A partir del 1° de diciembre, las diez áreas hidrocarburíferas convencionales que YPF traspasó a Santa Cruz comienzan oficialmente a ser operadas por las nuevas empresas adjudicatarias, en el marco de la licitación pública conducida por FOMICRUZ S.E.. El cambio marca un hito para la provincia, que recupera protagonismo operativo en la Cuenca del Golfo San Jorge y avanza hacia un modelo energético con mayor control estatal, inversión privada y desarrollo local.
El ministro de Energía y Minería, Jaime Álvarez, sintetizó la trascendencia del momento: “Hoy es el primer día de una nueva etapa en Santa Cruz”. Para el funcionario, el inicio del período operativo de las nuevas compañías representa “la puesta en valor de áreas maduras, la recuperación de pozos y la ejecución de los compromisos de inversión que sostendrán la actividad por los próximos años”.
Las adjudicatarias comprometieron inversiones por más de USD 1.250 millones en seis años, lo que equivale a un flujo anual cercano a los USD 200 millones. Estos fondos se destinarán a: Reactivar pozos maduros y optimizar producción; Mejorar infraestructura en las áreas; Fortalecer el empleo local y los servicios regionales; Ampliar la actividad de empresas proveedoras
El objetivo central es revertir la caída natural de la producción convencional y transformar áreas con bajo nivel de actividad en polos productivos capaces de sostener empleo, movimiento económico y seguridad energética provincial.

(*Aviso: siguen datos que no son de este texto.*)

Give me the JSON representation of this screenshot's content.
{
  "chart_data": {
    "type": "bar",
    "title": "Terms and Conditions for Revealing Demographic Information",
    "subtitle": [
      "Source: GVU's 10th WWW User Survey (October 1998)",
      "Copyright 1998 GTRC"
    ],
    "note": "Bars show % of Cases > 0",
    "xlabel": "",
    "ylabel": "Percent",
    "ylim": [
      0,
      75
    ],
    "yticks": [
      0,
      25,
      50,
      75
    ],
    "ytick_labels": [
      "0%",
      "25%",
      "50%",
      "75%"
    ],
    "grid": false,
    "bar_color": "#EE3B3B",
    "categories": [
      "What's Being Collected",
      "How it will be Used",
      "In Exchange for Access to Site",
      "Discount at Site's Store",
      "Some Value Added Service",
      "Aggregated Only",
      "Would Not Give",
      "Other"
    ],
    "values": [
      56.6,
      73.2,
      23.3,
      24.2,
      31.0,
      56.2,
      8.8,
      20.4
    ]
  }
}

El traspaso de áreas se integra a una estrategia más amplia del Gobierno provincial, que apunta a: Recuperar yacimientos convencionales con gestión cercana al territorio; Incentivar la inversión responsable; Asegurar mayor participación del Estado en la conducción del sector; Fortalecer la transparencia y el control ambiental; Generar condiciones estables para el crecimiento de la cadena de valor
En este sentido, la provincia destaca el rol estratégico de FOMICRUZ, que conduce los procesos de licitación y supervisa el desempeño de las compañías operadoras.
El gobernador Claudio Vidal rubricó días atrás un acuerdo con el Gobierno nacional para reducir las retenciones a la exportación de crudo convencional, una medida largamente reclamada por las provincias productoras para mejorar la competitividad de los yacimientos maduros.
“No lo hacemos para beneficiar la especulación, sino para sostener la producción”, enfatizó Vidal, al remarcar que la estabilidad de la actividad petrolera es central para la economía de Santa Cruz.
Con la entrada en operación de las nuevas compañías, Santa Cruz consolida un nuevo modelo de gestión energética, basado en la soberanía sobre sus recursos, la reactivación de áreas de baja actividad, el incentivo a la inversión y la articulación público-privada.
La transición implica un cambio profundo: el paso de una estructura dominada por YPF hacia un esquema provincial donde la diversificación empresaria y la presencia estatal buscan dinamizar el empleo, la producción y el desarrollo regional.
Para Santa Cruz, el 1° de diciembre no solo marca el traspaso operativo de áreas, sino el inicio de un ciclo productivo que aspira a reconstruir la actividad convencional y convertirla en una fuente renovada de crecimiento económico y oportunidades para las comunidades petroleras.